How to Cope With the Anxiety From COVID-19, Climate Change, and Other Stresses

Share on Pinterest
Mental health experts say we’re living through one of the most stressful periods in our lifetime, but there are tools to help us cope. Manu Prats/Stocksy
  • Experts say we are living through a historically stressful time, with chronic stress from unrelenting issues.
  • They recommend people focus on taking care of themselves first by eating a balanced diet, spending time outdoors, and talking with others who have similar concerns.
  • Experts hope the current stressful time will encourage people to take mental health more seriously.

COVID-19 and climate change and elections.

Add to that Afghanistan, masks, wildfires, and hurricanes, and you’ve got more than a few reasons to recoil as you travel through your daily life.

If it feels like it’s too much to handle, there are numbers that back up that current collective stress level.
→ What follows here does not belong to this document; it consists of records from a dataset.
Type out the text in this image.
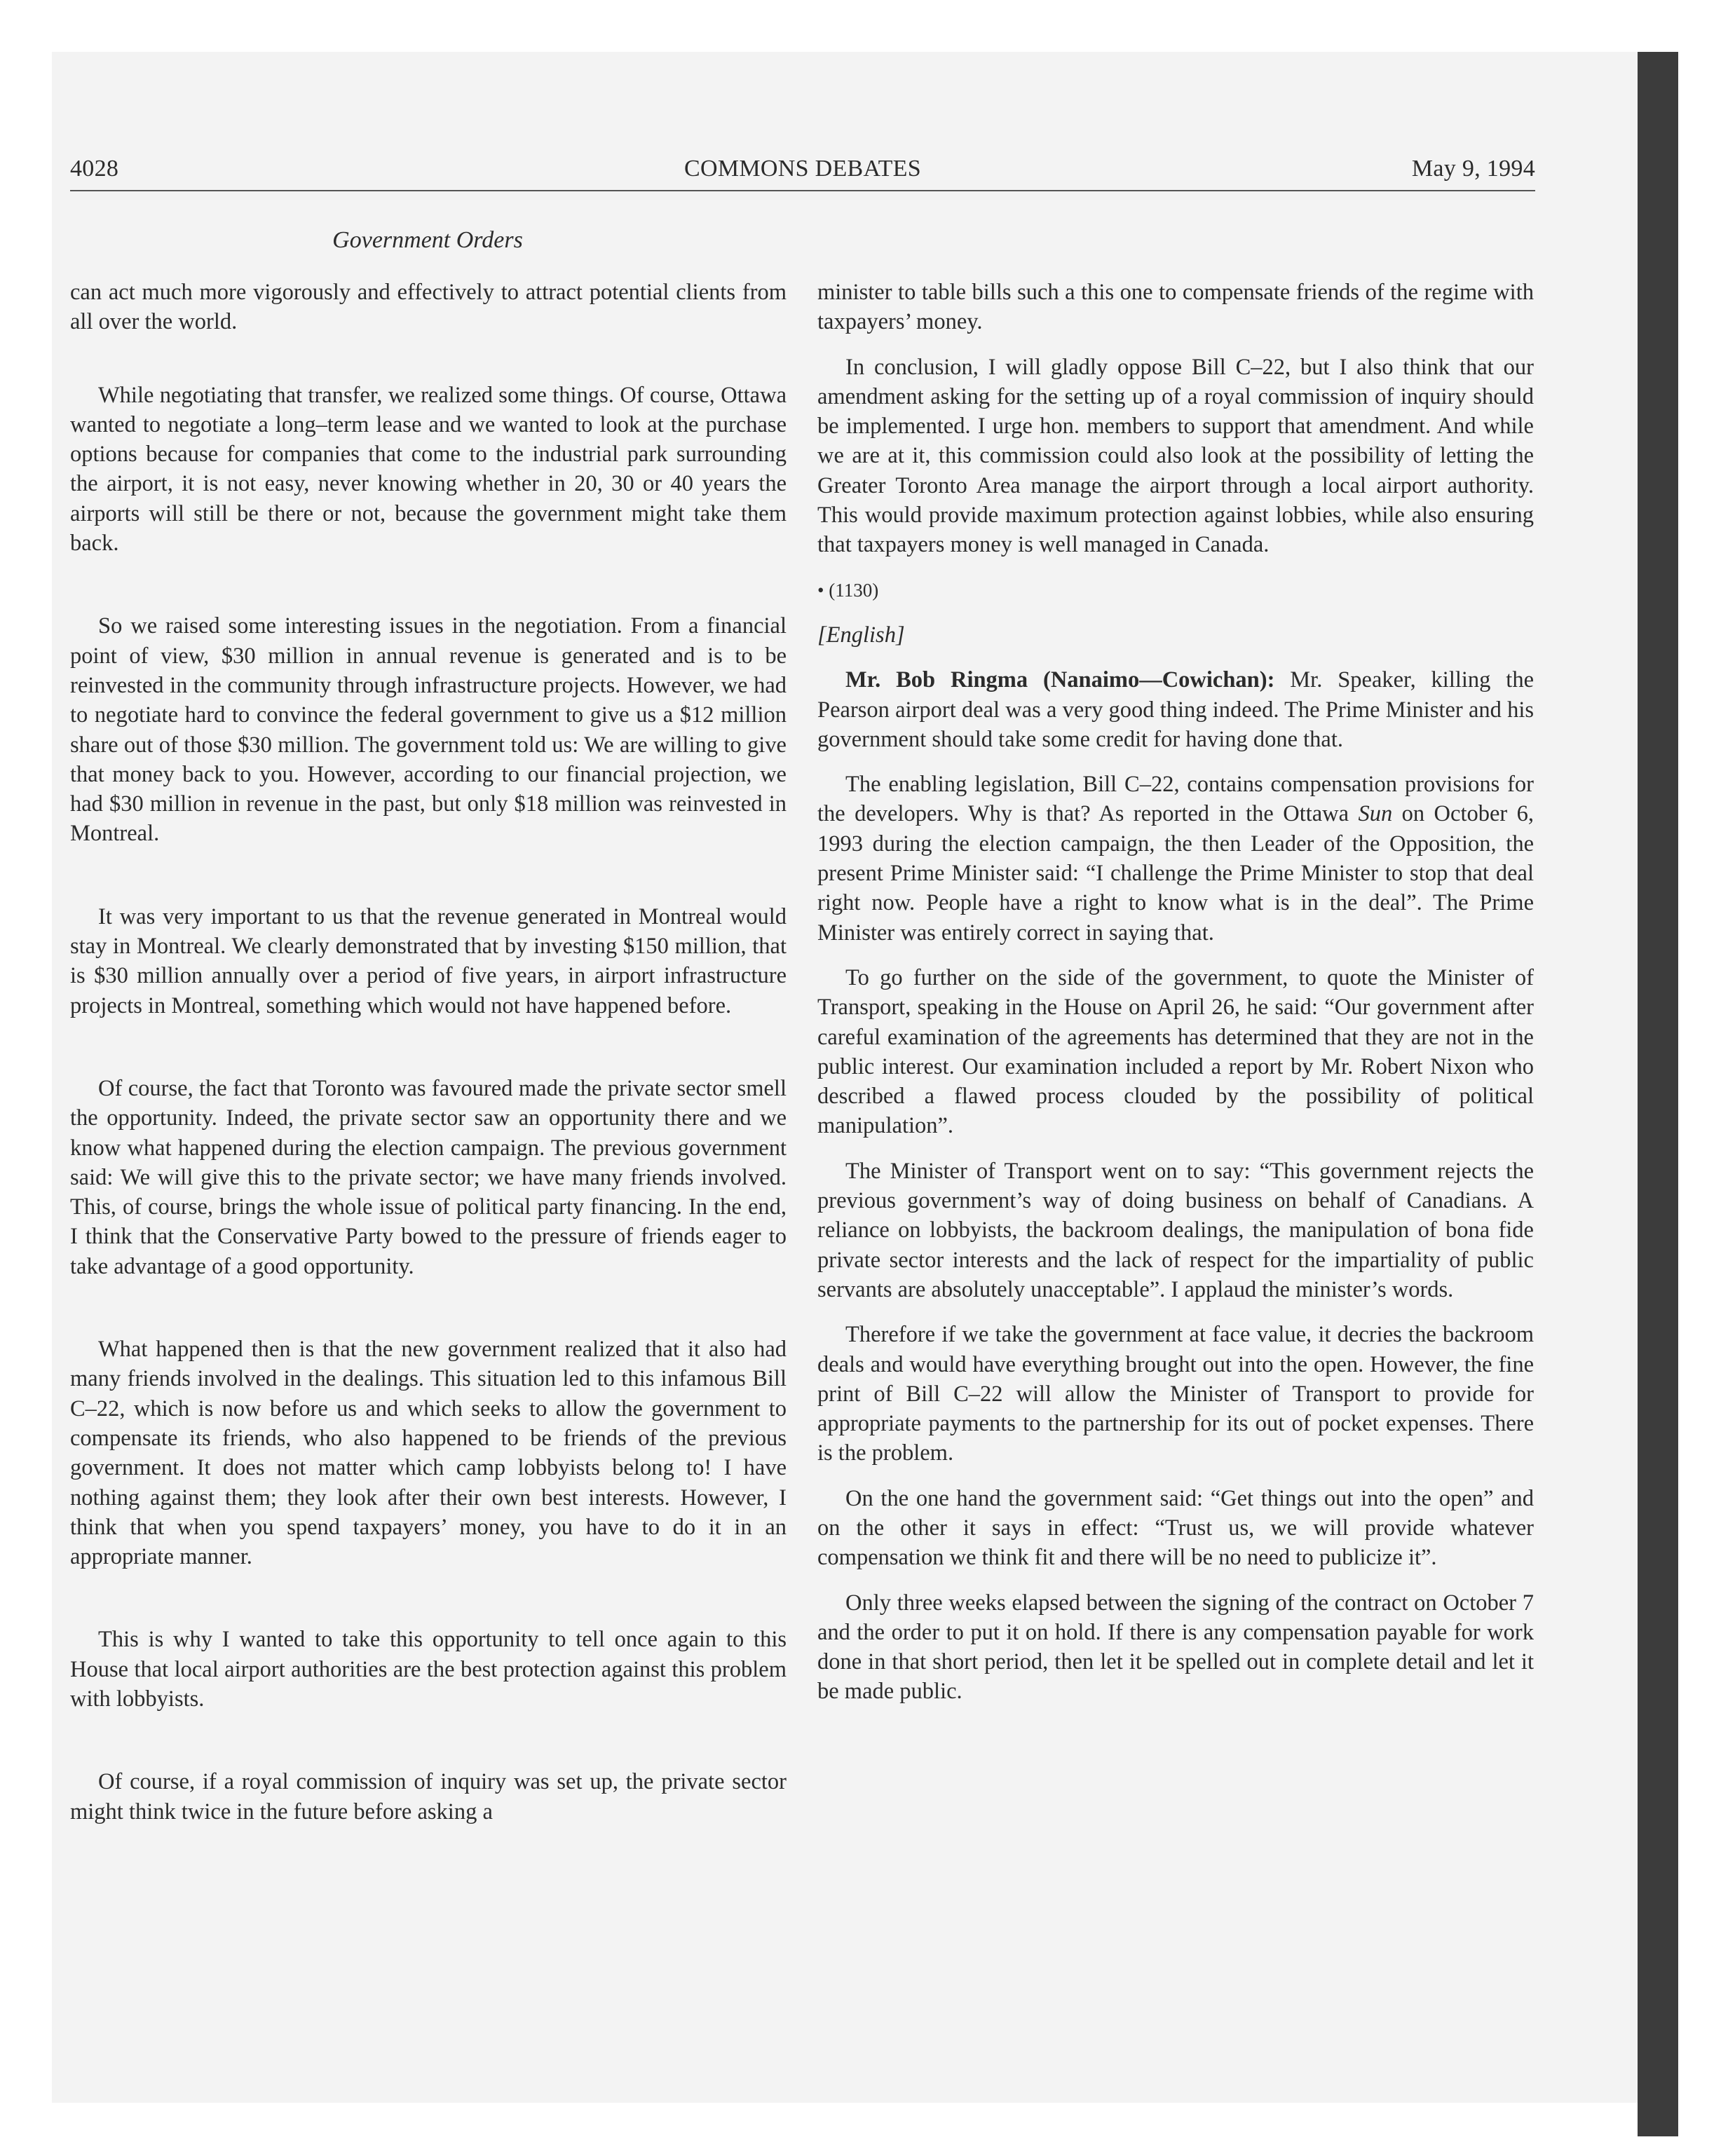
4028	COMMONS DEBATES	May 9, 1994
Government Orders

can act much more vigorously and effectively to attract potential clients from all over the world.

While negotiating that transfer, we realized some things. Of course, Ottawa wanted to negotiate a long–term lease and we wanted to look at the purchase options because for companies that come to the industrial park surrounding the airport, it is not easy, never knowing whether in 20, 30 or 40 years the airports will still be there or not, because the government might take them back.

So we raised some interesting issues in the negotiation. From a financial point of view, $30 million in annual revenue is generated and is to be reinvested in the community through infrastructure projects. However, we had to negotiate hard to convince the federal government to give us a $12 million share out of those $30 million. The government told us: We are willing to give that money back to you. However, according to our financial projection, we had $30 million in revenue in the past, but only $18 million was reinvested in Montreal.

It was very important to us that the revenue generated in Montreal would stay in Montreal. We clearly demonstrated that by investing $150 million, that is $30 million annually over a period of five years, in airport infrastructure projects in Montreal, something which would not have happened before.

Of course, the fact that Toronto was favoured made the private sector smell the opportunity. Indeed, the private sector saw an opportunity there and we know what happened during the election campaign. The previous government said: We will give this to the private sector; we have many friends involved. This, of course, brings the whole issue of political party financing. In the end, I think that the Conservative Party bowed to the pressure of friends eager to take advantage of a good opportunity.

What happened then is that the new government realized that it also had many friends involved in the dealings. This situation led to this infamous Bill C–22, which is now before us and which seeks to allow the government to compensate its friends, who also happened to be friends of the previous government. It does not matter which camp lobbyists belong to! I have nothing against them; they look after their own best interests. However, I think that when you spend taxpayers’ money, you have to do it in an appropriate manner.

This is why I wanted to take this opportunity to tell once again to this House that local airport authorities are the best protection against this problem with lobbyists.

Of course, if a royal commission of inquiry was set up, the private sector might think twice in the future before asking a

minister to table bills such a this one to compensate friends of the regime with taxpayers’ money.

In conclusion, I will gladly oppose Bill C–22, but I also think that our amendment asking for the setting up of a royal commission of inquiry should be implemented. I urge hon. members to support that amendment. And while we are at it, this commission could also look at the possibility of letting the Greater Toronto Area manage the airport through a local airport authority. This would provide maximum protection against lobbies, while also ensuring that taxpayers money is well managed in Canada.

• (1130)

[English]

Mr. Bob Ringma (Nanaimo—Cowichan): Mr. Speaker, killing the Pearson airport deal was a very good thing indeed. The Prime Minister and his government should take some credit for having done that.

The enabling legislation, Bill C–22, contains compensation provisions for the developers. Why is that? As reported in the Ottawa Sun on October 6, 1993 during the election campaign, the then Leader of the Opposition, the present Prime Minister said: “I challenge the Prime Minister to stop that deal right now. People have a right to know what is in the deal”. The Prime Minister was entirely correct in saying that.

To go further on the side of the government, to quote the Minister of Transport, speaking in the House on April 26, he said: “Our government after careful examination of the agreements has determined that they are not in the public interest. Our examination included a report by Mr. Robert Nixon who described a flawed process clouded by the possibility of political manipulation”.

The Minister of Transport went on to say: “This government rejects the previous government’s way of doing business on behalf of Canadians. A reliance on lobbyists, the backroom dealings, the manipulation of bona fide private sector interests and the lack of respect for the impartiality of public servants are absolutely unacceptable”. I applaud the minister’s words.

Therefore if we take the government at face value, it decries the backroom deals and would have everything brought out into the open. However, the fine print of Bill C–22 will allow the Minister of Transport to provide for appropriate payments to the partnership for its out of pocket expenses. There is the problem.

On the one hand the government said: “Get things out into the open” and on the other it says in effect: “Trust us, we will provide whatever compensation we think fit and there will be no need to publicize it”.

Only three weeks elapsed between the signing of the contract on October 7 and the order to put it on hold. If there is any compensation payable for work done in that short period, then let it be spelled out in complete detail and let it be made public.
According to Jillian Hughes, a spokesperson for Mental Health America, more clicks than ever have been coming into online stress indicator surveys.

“The number of people screening with moderate to severe symptoms of depression and anxiety in the first half of 2021 is similar [to] the number from 2020 and remains higher than the number of people screening at risk prior to COVID-19,” Hughes told Healthline.

In the first half of 2021, 79 percent of people who took an anxiety screening exhibited moderate to severe symptoms, and 84 percent of people who took a depression screening scored with moderate to severe symptoms.

The organization’s annual State of Mental Health in America report pulls no punches when it declared, “Your mental health is worsening.”